Anand bowed to an in-form Vassily Ivanchuk of Ukraine while Carlsen called all the shots against bottom-ranked player
Vallejo Pons of Spain before blundering a piece to leave the tournament in a state of shock before the first rest day.

The football points system ensured that Ivanchuk, with seven points, had a good lead over the rest of the field. Levon Aronian of Armenia was in second position with five points, Hikaru Nakamura of US and Vallejo Pons were further down on three points while tailenders Anand and Carlsen shared the last position with two points each.

Ivanchuk unleashed the Schliemann gambit against the Ruy Lopez and slowly got the initiative as Anand tried to play his usual solid game and lost his way with a dubious pawn push in the centre on move 22. That gave Ivanchuk a pawn but that was not the end of the story as Anand could still defend and take the game to a slightly inferior ending.

Ivanchuk kept the pressure and exchanged the right pieces at the right time to go into a queen and pawn ending where he avoided the perpetuals and promoted his queenside pawn to squeeze the world champion after 69 moves.

If Anand's loss was mainly due to his opponent's hard work, Carlsen enjoyed a good position after he played the Pirc-Kings Indian defence mix perfectly.
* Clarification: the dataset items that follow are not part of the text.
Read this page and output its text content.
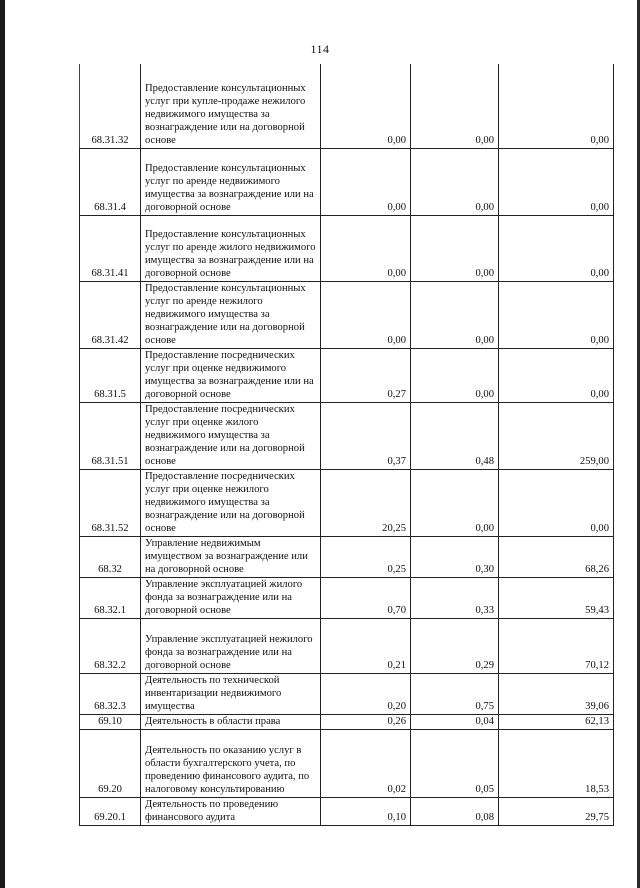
114
68.31.32	Предоставление консультационных услуг при купле-продаже нежилого недвижимого имущества за вознаграждение или на договорной основе	0,00	0,00	0,00
68.31.4	Предоставление консультационных услуг по аренде недвижимого имущества за вознаграждение или на договорной основе	0,00	0,00	0,00
68.31.41	Предоставление консультационных услуг по аренде жилого недвижимого имущества за вознаграждение или на договорной основе	0,00	0,00	0,00
68.31.42	Предоставление консультационных услуг по аренде нежилого недвижимого имущества за вознаграждение или на договорной основе	0,00	0,00	0,00
68.31.5	Предоставление посреднических услуг при оценке недвижимого имущества за вознаграждение или на договорной основе	0,27	0,00	0,00
68.31.51	Предоставление посреднических услуг при оценке жилого недвижимого имущества за вознаграждение или на договорной основе	0,37	0,48	259,00
68.31.52	Предоставление посреднических услуг при оценке нежилого недвижимого имущества за вознаграждение или на договорной основе	20,25	0,00	0,00
68.32	Управление недвижимым имуществом за вознаграждение или на договорной основе	0,25	0,30	68,26
68.32.1	Управление эксплуатацией жилого фонда за вознаграждение или на договорной основе	0,70	0,33	59,43
68.32.2	Управление эксплуатацией нежилого фонда за вознаграждение или на договорной основе	0,21	0,29	70,12
68.32.3	Деятельность по технической инвентаризации недвижимого имущества	0,20	0,75	39,06
69.10	Деятельность в области права	0,26	0,04	62,13
69.20	Деятельность по оказанию услуг в области бухгалтерского учета, по проведению финансового аудита, по налоговому консультированию	0,02	0,05	18,53
69.20.1	Деятельность по проведению финансового аудита	0,10	0,08	29,75
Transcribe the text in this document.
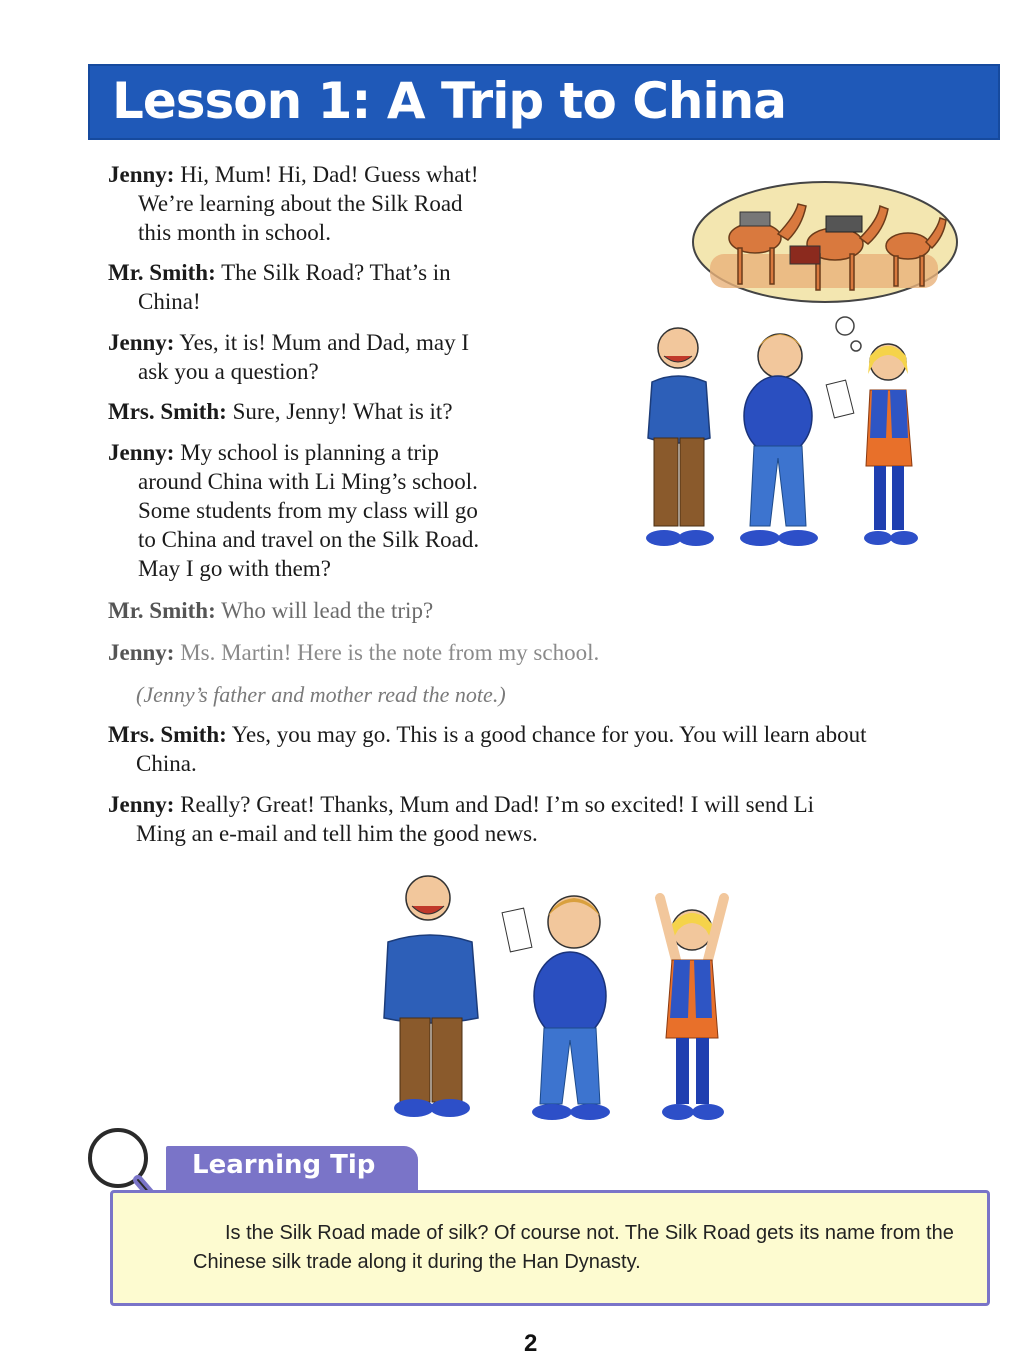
Lesson 1: A Trip to China
Jenny: Hi, Mum! Hi, Dad! Guess what!
We’re learning about the Silk Road
this month in school.
Mr. Smith: The Silk Road? That’s in
China!
Jenny: Yes, it is! Mum and Dad, may I
ask you a question?
Mrs. Smith: Sure, Jenny! What is it?
Jenny: My school is planning a trip
around China with Li Ming’s school.
Some students from my class will go
to China and travel on the Silk Road.
May I go with them?
Mr. Smith: Who will lead the trip?
Jenny: Ms. Martin! Here is the note from my school.
(Jenny’s father and mother read the note.)
Mrs. Smith: Yes, you may go. This is a good chance for you. You will learn about
China.
Jenny: Really? Great! Thanks, Mum and Dad! I’m so excited! I will send Li
Ming an e-mail and tell him the good news.
Learning Tip

Is the Silk Road made of silk? Of course not. The Silk Road gets its name from the Chinese silk trade along it during the Han Dynasty.

2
The Norwegian had got the initiative by move 15 and looked set to crush Vallejo, who hung in for dear life to avoid his third successive defeat.

Then in a moment of madness, Carlsen made a queen move that left him in despair. After the 30th-move blunder, Vallejo was a piece up. By move 42, Vallejo was in a position to promote his kingside pawn. "I got a pleasant position from the opening. He probably played inaccurately at somepoint It became a huge, almost winning advantage," said Carlsen after the game. "At one point I wasted too much time trying to find a forced win. Then, I blundered a piece very simply.

I don't know if you can call it an optical illusion or whatever." Aronian and Nakamura drew in 46 moves of Slav defence in a knight ending to keep their undefeated status in the tournament, which resumes on Friday night.